Il principio di diritto che viene in rilievo è quello per il quale, non solo non va redatta alcuna relata di notificazione o annotazione specifica sull’avviso di ricevimento in ordine alla persona cui è stato consegnato il plico, ma l’atto pervenuto all’indirizzo del destinatario deve ritenersi ritualmente consegnato a quest’ultimo, stante la presunzione di conoscenza di cui all’art. 1335 c.c., superabile solo se il medesimo dia prova di essersi trovato senza sua colpa nell’impossibilità di prenderne cognizione (Cass. n. 3036 del 2016; n. 16949 del 2014; n. 15315 del 2014; n. 9111 del 2012). La CTR ha affermato che le cartelle erano state debitamente notificate e compiutamente provata l’avvenuta notifica.

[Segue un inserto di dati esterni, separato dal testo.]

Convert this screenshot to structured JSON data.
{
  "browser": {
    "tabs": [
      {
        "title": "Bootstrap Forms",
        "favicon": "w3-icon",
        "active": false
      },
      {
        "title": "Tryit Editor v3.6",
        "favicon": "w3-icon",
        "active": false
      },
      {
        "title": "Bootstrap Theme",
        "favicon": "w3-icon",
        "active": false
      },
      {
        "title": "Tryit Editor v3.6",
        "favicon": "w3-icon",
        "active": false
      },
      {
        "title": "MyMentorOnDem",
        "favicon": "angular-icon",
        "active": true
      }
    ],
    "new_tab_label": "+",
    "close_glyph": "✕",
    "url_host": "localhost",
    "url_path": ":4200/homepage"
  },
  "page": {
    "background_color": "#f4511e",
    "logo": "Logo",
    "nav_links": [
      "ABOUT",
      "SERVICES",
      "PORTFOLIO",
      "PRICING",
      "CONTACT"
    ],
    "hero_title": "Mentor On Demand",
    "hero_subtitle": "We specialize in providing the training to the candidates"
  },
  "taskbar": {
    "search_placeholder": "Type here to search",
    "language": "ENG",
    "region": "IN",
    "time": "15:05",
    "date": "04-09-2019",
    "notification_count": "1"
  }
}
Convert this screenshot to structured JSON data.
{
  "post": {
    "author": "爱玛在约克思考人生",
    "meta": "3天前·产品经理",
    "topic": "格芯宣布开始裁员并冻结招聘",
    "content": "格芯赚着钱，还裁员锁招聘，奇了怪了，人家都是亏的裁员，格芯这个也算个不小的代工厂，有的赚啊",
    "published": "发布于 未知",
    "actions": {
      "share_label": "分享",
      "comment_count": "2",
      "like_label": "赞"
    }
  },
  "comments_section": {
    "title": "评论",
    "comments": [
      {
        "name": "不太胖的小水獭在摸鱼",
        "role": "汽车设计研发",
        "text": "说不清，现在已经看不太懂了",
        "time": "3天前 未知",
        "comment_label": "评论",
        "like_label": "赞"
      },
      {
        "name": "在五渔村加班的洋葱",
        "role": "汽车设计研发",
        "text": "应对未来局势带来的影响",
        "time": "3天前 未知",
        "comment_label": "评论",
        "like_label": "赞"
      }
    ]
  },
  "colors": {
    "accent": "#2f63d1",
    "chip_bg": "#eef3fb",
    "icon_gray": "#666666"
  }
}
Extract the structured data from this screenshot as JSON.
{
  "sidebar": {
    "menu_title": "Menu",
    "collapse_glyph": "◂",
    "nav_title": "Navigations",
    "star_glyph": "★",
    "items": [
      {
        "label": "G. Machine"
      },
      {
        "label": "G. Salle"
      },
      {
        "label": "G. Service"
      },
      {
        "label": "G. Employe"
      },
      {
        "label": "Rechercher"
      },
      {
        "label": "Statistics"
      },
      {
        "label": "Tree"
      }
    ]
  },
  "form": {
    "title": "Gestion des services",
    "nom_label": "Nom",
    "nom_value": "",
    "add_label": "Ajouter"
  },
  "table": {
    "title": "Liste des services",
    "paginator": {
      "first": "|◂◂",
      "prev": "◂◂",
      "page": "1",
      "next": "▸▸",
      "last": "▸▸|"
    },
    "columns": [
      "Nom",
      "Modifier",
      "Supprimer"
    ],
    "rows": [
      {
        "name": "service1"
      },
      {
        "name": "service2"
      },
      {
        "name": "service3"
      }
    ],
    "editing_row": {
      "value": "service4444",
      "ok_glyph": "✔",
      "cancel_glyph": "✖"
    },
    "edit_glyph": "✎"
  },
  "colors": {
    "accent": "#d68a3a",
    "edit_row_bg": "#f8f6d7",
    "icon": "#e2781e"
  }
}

5.2. Le censure proposte in via subordinata difettano di autosufficienza.
Questa Corte ha affermato che “in tema di ricorso per cassazione, ove sia contestata la rituale notifica delle cartelle di pagamento, per il rispetto del principio di autosufficienza, è necessaria la trascrizione integrale delle retate degli atti relativi al procedimento notificatorio, al fine di consentire la verifica della fondatezza della doglianza in base alla sola lettura del ricorso, senza necessità di accedere a fonti esterne allo stesso” (Cass., sez. 5, n. 31038 del 2018, Rv. 65162201).
Tale verifica immediata si impone ancor di più in un caso come quello che viene qui all’esame della Corte, nel quale l’agente della riscossione ha contestato le deduzioni avversarie circa l’invalidità delle notifiche delle cartelle di pagamento sottese all’iscrizione ipotecaria (Cass. n. 32757 del 2019).
Il ricorso deve essere, pertanto, rigettato.
Le spese seguono la soccombenza.
Ai sensi del D.P.R. n. 115 del 2002, art. 13, comma 1 quater, da atto della sussistenza dei presupposti processuali per il versamento da parte del ricorrente dell’ulteriore importo a titolo di contributo unificato pari a quello previsto per il ricorso a norma del citato art. 13, comma 1-bis, se dovuto.
PQM
La Corte rigetta il ricorso e condanna la ricorrente al pagamento delle spese processuali che liquida in Euro 4000,00 oltre alle spese prenotate a debito.
Così deciso in Roma, nella Camera di consiglio, il 25 febbraio 2021.